Yates did two tours of duty as a senior officer during the Vietnam War. In 1968–1969, he was deputy chief of the Engineering Division of the U.S. Army Vietnam. In 1969–1970, he was director of construction in Vietnam, with the rank of brigadier general. Yates was awarded the Distinguished Service Medal, Bronze Star Medal and Air Medal for his Vietnam service.

In 1963–1966, Yates was chief engineer of the Corps' Philadelphia District. In 1966–1968, he was chief engineer of the North Pacific Division, headquartered in Portland, Oregon, and responsible for the Columbia River Basin.

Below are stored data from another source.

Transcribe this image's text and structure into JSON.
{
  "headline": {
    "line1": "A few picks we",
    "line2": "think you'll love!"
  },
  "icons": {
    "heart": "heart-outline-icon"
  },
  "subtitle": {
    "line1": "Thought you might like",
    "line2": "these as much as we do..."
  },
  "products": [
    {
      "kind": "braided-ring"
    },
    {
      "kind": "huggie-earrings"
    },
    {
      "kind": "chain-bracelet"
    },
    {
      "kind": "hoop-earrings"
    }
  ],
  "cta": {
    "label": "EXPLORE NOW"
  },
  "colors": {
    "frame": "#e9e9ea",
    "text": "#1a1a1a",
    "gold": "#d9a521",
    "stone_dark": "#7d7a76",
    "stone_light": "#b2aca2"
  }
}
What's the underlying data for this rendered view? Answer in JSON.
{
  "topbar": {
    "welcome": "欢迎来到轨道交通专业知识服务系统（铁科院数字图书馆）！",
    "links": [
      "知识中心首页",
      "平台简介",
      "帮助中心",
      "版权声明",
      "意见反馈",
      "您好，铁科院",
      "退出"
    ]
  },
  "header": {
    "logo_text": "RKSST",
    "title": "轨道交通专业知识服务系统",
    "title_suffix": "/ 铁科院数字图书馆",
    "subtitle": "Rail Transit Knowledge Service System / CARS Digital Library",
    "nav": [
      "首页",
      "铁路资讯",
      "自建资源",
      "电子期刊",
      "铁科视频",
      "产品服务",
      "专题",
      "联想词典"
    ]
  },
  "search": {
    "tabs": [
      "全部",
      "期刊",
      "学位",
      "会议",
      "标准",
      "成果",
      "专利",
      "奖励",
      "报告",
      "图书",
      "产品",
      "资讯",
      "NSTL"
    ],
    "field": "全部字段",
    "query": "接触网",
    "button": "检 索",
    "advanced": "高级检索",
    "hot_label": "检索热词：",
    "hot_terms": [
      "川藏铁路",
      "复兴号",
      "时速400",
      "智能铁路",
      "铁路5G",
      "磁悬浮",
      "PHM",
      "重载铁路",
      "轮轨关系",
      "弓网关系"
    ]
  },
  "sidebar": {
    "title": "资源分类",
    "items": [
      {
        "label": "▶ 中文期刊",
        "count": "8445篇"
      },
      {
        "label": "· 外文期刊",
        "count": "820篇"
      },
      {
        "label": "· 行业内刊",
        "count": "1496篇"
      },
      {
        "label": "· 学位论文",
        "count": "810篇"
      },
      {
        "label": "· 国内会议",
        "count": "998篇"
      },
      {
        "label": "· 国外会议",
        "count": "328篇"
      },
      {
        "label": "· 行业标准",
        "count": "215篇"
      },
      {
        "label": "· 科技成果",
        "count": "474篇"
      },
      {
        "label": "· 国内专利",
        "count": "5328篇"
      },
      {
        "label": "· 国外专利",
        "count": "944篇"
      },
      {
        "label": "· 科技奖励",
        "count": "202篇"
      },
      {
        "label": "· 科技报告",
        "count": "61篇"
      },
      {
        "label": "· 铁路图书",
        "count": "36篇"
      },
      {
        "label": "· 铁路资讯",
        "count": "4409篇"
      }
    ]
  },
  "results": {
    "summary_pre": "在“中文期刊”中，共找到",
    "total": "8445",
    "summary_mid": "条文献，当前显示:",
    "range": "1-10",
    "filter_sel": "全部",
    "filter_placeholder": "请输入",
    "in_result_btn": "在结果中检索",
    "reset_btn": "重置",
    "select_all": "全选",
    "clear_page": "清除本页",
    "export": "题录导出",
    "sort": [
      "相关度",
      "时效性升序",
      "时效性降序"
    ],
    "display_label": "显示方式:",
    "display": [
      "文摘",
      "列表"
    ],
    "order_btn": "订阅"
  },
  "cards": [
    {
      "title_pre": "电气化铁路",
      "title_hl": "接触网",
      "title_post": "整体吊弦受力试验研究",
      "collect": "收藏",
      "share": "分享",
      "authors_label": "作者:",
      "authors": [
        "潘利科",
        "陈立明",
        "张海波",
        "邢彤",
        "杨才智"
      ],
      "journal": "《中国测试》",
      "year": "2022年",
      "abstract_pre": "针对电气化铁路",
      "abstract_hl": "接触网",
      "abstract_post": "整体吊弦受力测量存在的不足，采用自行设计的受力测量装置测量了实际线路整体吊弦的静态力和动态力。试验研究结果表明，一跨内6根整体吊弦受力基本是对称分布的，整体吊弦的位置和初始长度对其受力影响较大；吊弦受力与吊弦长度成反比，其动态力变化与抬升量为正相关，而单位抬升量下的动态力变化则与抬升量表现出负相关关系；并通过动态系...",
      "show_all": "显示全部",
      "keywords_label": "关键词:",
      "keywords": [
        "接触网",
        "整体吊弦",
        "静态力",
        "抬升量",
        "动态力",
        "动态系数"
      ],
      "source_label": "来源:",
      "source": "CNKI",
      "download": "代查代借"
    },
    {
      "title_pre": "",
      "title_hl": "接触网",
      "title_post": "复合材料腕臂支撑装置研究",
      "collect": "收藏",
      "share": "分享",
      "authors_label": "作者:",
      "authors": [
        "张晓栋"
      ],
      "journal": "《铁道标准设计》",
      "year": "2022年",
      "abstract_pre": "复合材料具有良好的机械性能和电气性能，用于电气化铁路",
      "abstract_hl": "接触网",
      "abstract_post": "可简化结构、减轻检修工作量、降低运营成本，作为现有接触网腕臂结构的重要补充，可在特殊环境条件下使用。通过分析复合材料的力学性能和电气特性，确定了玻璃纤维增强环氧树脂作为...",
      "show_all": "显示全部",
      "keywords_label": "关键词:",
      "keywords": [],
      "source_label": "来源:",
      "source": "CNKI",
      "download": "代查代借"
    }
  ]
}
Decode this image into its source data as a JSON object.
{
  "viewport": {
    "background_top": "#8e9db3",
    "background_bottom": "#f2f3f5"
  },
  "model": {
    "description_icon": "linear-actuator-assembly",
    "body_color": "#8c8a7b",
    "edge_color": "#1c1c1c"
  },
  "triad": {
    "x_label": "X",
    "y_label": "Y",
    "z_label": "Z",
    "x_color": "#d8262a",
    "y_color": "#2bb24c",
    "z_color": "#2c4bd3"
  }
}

In 1970, he became director of installations in the Office of the Deputy Chief of Staff for Logistics with the rank of major general. Yates retired from active duty in 1971. He received a Distinguished Service Medal and two awards of the Legion of Merit for his domestic service in the Army.

==Family and later life==
Yates began dating Natalie Duty while still in high school. They were married on June 29, 1941. Yates and his wife had a son, daughter and three granddaughters.

After retirement, Yates and his wife moved to Trenton, Maine. He died at the home of his son in Ogdensburg, New York on August 14, 2011.